Responding to the question “How can we maintain contact with other species, other, nonhuman corporealities and perspectives existing in our cities today?”,8 Jerez has articulated several proposals guided by concepts such as divergent collaboration that make it possible to bring together different rhythms and attentions, relying on the promise that this communication is already happening even though language cannot express it, enabling an intimacy that is less intrusive than physical proximity. In Hay una superstición [There is a superstition, 2021], her starting point was to imagine what the project would sound like even before it existed – mutually responding bird sounds and human calls, whistles and hums.9 She then carried out listening activities and the use of birdcalls in artists’ studios, concerts for avian and human calls in collaboration with Élan d’Orphium or on her own, in venues associated with art centres, such as the courtyard of the Museo Nacional Centro de Arte Reina Sofía, Madrid, with just the odd blackbird or sparrow, dominated by a pair of restless magpies, or the Centro de documentación y estudios avanzados de arte contemporáneo (CENDEAC) at nightfall, with the calls mingling with traffic noise.9 One of her future projects will be a performance on a floor that sings like a nightingale (or a blackbird or a sparrow) as a response to various body movements. Jerez’s idea is to be materialised with the help of a luthier, and it turns out to be associated both to a Japanese tradition and to a book that serves as a reference for this luthier, Alejandro de Antonio (Across the Nightingale Floor, by Gillian Rubinstein). Once again, this is about exploring the back-and-forth between humans and birds, which will surely raise questions about ourselves, as pointed out in the book Que diraient les animaux si on leur posait les bonnes questions ?[What would animals say if we asked the right questions] by Vinciane Despret, which Jerez often cites.
María Jerez and Silvia Zayas. Stingrays that hide and which we barely know, birds that show themselves to us but which we tend to ignore. These different situations and contexts underline the need to foster new conversations. In the context of today’s ecological and climatic crisis, we urgently need to adopt ways of listening that can overcome the barriers separating us from other animals and nature, barriers that awaken empathies and hopes pointing to other possible futures beyond exclusively human voices and languages.

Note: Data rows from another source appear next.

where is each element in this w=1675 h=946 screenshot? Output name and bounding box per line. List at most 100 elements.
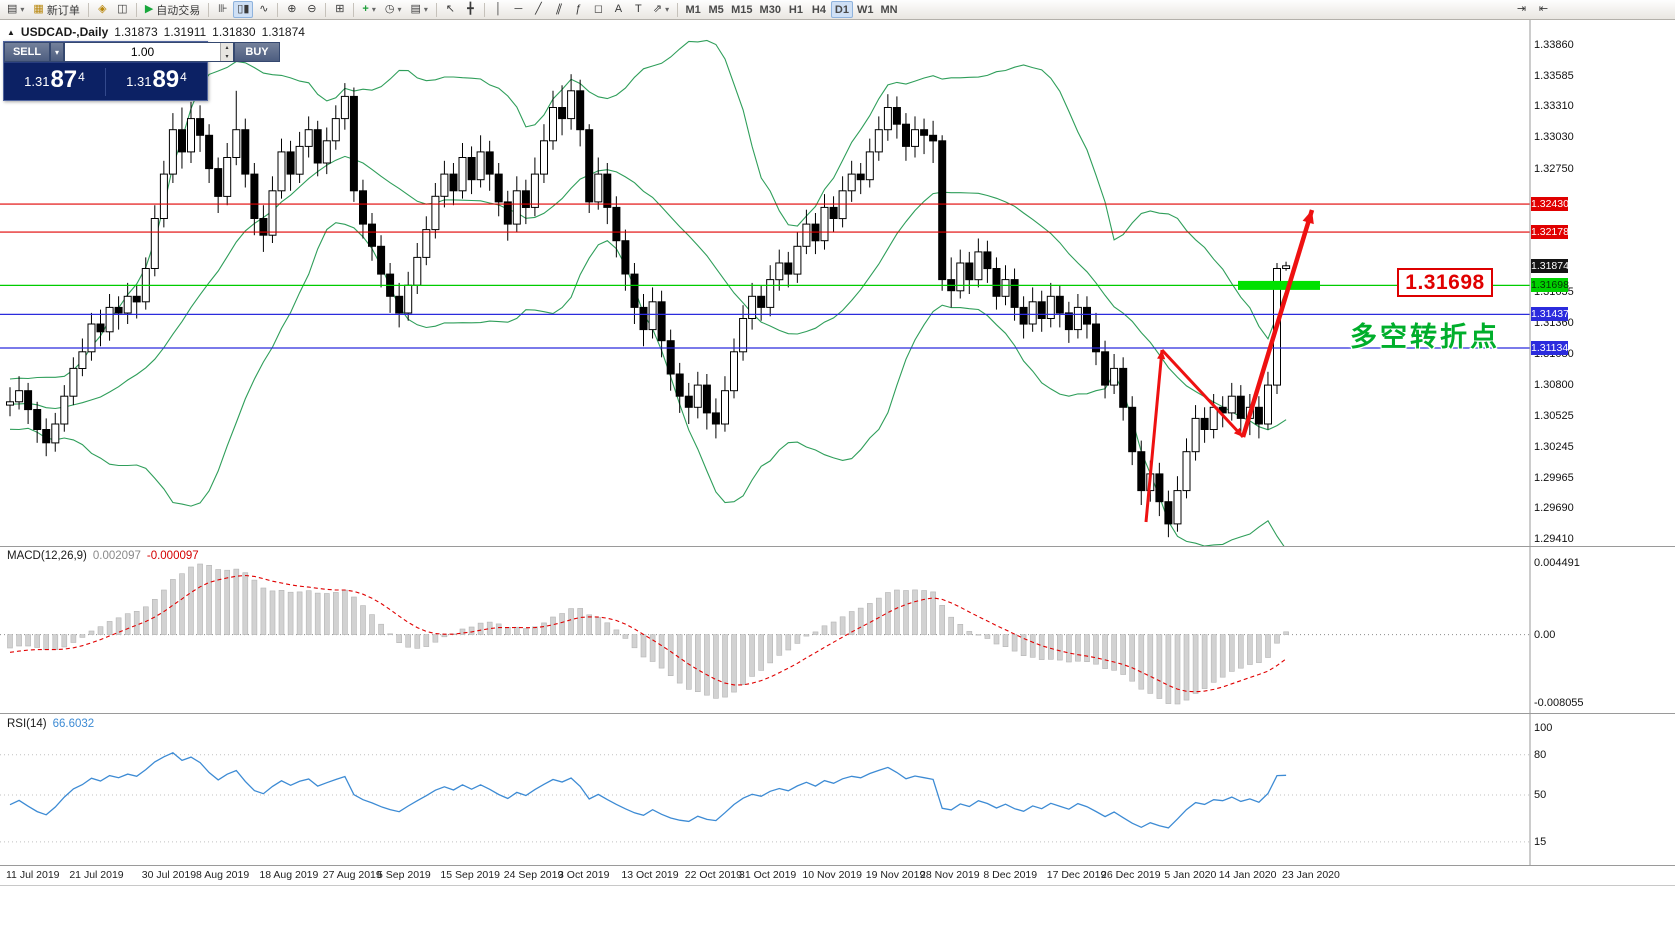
autotrade-label: 自动交易: [156, 4, 201, 17]
sell-price-pip: 4: [78, 69, 85, 84]
sell-price[interactable]: 1.31 87 4: [4, 65, 105, 96]
buy-price[interactable]: 1.31 89 4: [106, 67, 207, 96]
timeframe-h1[interactable]: H1: [785, 1, 807, 18]
macd-main-value: 0.002097: [92, 550, 141, 562]
main-toolbar: ▤ ▾ ▦ 新订单 ◈ ◫ ▶ 自动交易 ⊪ ▯▮ ∿ ⊕ ⊖ ⊞ + ▾ ◷ ▾ ▤ ▾ …: [0, 0, 1675, 20]
timeframe-w1[interactable]: W1: [854, 1, 877, 18]
zoom-out-button[interactable]: ⊖: [302, 1, 321, 18]
horizontal-line-tool-button[interactable]: ─: [509, 1, 528, 18]
indicators-button[interactable]: + ▾: [358, 1, 379, 18]
chevron-down-icon: ▾: [20, 5, 25, 14]
timeframe-h4[interactable]: H4: [808, 1, 830, 18]
trend-arrow[interactable]: [1240, 209, 1315, 438]
chevron-down-icon: ▾: [371, 5, 376, 14]
trendline-icon: ╱: [535, 3, 542, 15]
shapes-icon: ◻: [593, 3, 603, 15]
chart-shift-icon: ⇤: [1538, 3, 1549, 15]
chevron-down-icon: ▾: [397, 5, 402, 14]
zoom-in-button[interactable]: ⊕: [282, 1, 301, 18]
arrow-tool-icon: ⇗: [652, 3, 663, 15]
buy-button[interactable]: BUY: [234, 42, 280, 62]
fibonacci-icon: ƒ: [575, 3, 582, 15]
low-value: 1.31830: [212, 25, 256, 39]
high-value: 1.31911: [163, 25, 207, 39]
new-order-button[interactable]: ▦ 新订单: [29, 1, 83, 18]
label-tool-icon: T: [635, 3, 642, 15]
profile-button[interactable]: ◫: [113, 1, 132, 18]
crosshair-tool-button[interactable]: ╋: [461, 1, 480, 18]
trend-arrow[interactable]: [1144, 349, 1164, 523]
green-highlight-bar[interactable]: [1238, 280, 1320, 290]
rsi-value: 66.6032: [52, 718, 95, 730]
toolbar-separator: [277, 2, 279, 17]
candlestick-chart-button[interactable]: ▯▮: [233, 1, 254, 18]
autotrade-button[interactable]: ▶ 自动交易: [141, 1, 204, 18]
buy-price-pip: 4: [180, 69, 187, 84]
new-order-icon: ▦: [33, 3, 44, 15]
trend-arrow[interactable]: [1160, 348, 1245, 439]
arrow-head: [1157, 350, 1166, 360]
community-button[interactable]: ◈: [93, 1, 112, 18]
channel-tool-button[interactable]: ∥: [549, 1, 568, 18]
label-tool-button[interactable]: T: [629, 1, 648, 18]
trendline-tool-button[interactable]: ╱: [529, 1, 548, 18]
tile-windows-icon: ⊞: [335, 3, 345, 15]
new-chart-button[interactable]: ▤ ▾: [3, 1, 28, 18]
cursor-tool-button[interactable]: ↖: [441, 1, 460, 18]
shapes-tool-button[interactable]: ◻: [589, 1, 608, 18]
new-chart-icon: ▤: [7, 3, 18, 15]
vertical-line-tool-button[interactable]: │: [489, 1, 508, 18]
bollinger-upper-line: [9, 39, 1287, 380]
line-chart-button[interactable]: ∿: [254, 1, 273, 18]
collapse-icon[interactable]: ▲: [7, 27, 15, 37]
macd-title: MACD(12,26,9): [7, 550, 87, 562]
volume-field: ▴ ▾: [64, 42, 234, 62]
macd-signal-value: -0.000097: [146, 550, 199, 562]
turning-point-note[interactable]: 多空转折点: [1350, 322, 1500, 352]
periods-button[interactable]: ◷ ▾: [381, 1, 406, 18]
volume-up-button[interactable]: ▴: [221, 43, 233, 52]
auto-scroll-button[interactable]: ⇥: [1512, 1, 1531, 18]
bar-chart-button[interactable]: ⊪: [213, 1, 232, 18]
close-value: 1.31874: [261, 25, 305, 39]
text-tool-icon: A: [614, 3, 623, 15]
sell-options-button[interactable]: ▾: [50, 42, 64, 62]
volume-down-button[interactable]: ▾: [221, 52, 233, 61]
volume-spinner: ▴ ▾: [220, 43, 233, 61]
template-icon: ▤: [410, 3, 421, 15]
toolbar-separator: [677, 2, 679, 17]
timeframe-m30[interactable]: M30: [757, 1, 784, 18]
toolbar-right-group: ⇥ ⇤: [1512, 1, 1553, 18]
rsi-title: RSI(14): [7, 718, 47, 730]
arrows-tool-button[interactable]: ⇗ ▾: [649, 1, 673, 18]
macd-pane: [0, 563, 1530, 705]
crosshair-icon: ╋: [467, 3, 474, 15]
chart-shift-button[interactable]: ⇤: [1534, 1, 1553, 18]
symbol-label: USDCAD-,Daily: [20, 25, 109, 39]
zoom-out-icon: ⊖: [307, 3, 317, 15]
rsi-line: [9, 752, 1287, 829]
toolbar-separator: [135, 2, 137, 17]
fibonacci-tool-button[interactable]: ƒ: [569, 1, 588, 18]
sell-price-big: 87: [50, 65, 78, 93]
text-tool-button[interactable]: A: [609, 1, 628, 18]
chart-title: ▲ USDCAD-,Daily 1.31873 1.31911 1.31830 …: [7, 25, 305, 39]
timeframe-m15[interactable]: M15: [728, 1, 755, 18]
timeframe-m5[interactable]: M5: [705, 1, 727, 18]
candlestick-chart-icon: ▯▮: [237, 3, 250, 15]
sell-button[interactable]: SELL: [4, 42, 50, 62]
toolbar-separator: [483, 2, 485, 17]
macd-label: MACD(12,26,9) 0.002097 -0.000097: [7, 550, 199, 562]
timeframe-m1[interactable]: M1: [682, 1, 704, 18]
one-click-trading-panel: SELL ▾ ▴ ▾ BUY 1.31 87 4 1.31 89 4: [3, 41, 280, 101]
timeframe-mn[interactable]: MN: [877, 1, 900, 18]
auto-scroll-icon: ⇥: [1516, 3, 1527, 15]
templates-button[interactable]: ▤ ▾: [406, 1, 431, 18]
price-flag[interactable]: 1.31698: [1397, 268, 1493, 297]
timeframe-d1[interactable]: D1: [830, 1, 853, 18]
volume-input[interactable]: [65, 43, 220, 61]
tile-windows-button[interactable]: ⊞: [330, 1, 349, 18]
cursor-icon: ↖: [445, 3, 456, 15]
horizontal-line-icon: ─: [514, 3, 523, 15]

Concepción Cortés Zulueta is a Juan de la Cierva Postdoctoral Fellow in the Art History department at the Universidad de Málaga (UMA) and part of its Instituto Universitario de Investigación de Género e Igualdad (IGIUMA). Her research concerns the presence and agency of non-human animals in contemporary visual (and aural) art and culture. Her recent work has focused on the sounds and senses of birds and insects, under the auspices of the Entomornitofilias project she leads at the UMA. She is part of the project Desnortadas: Territorios del género en la creación artística contemporánea [Disoriented: Gender territories in contemporary art].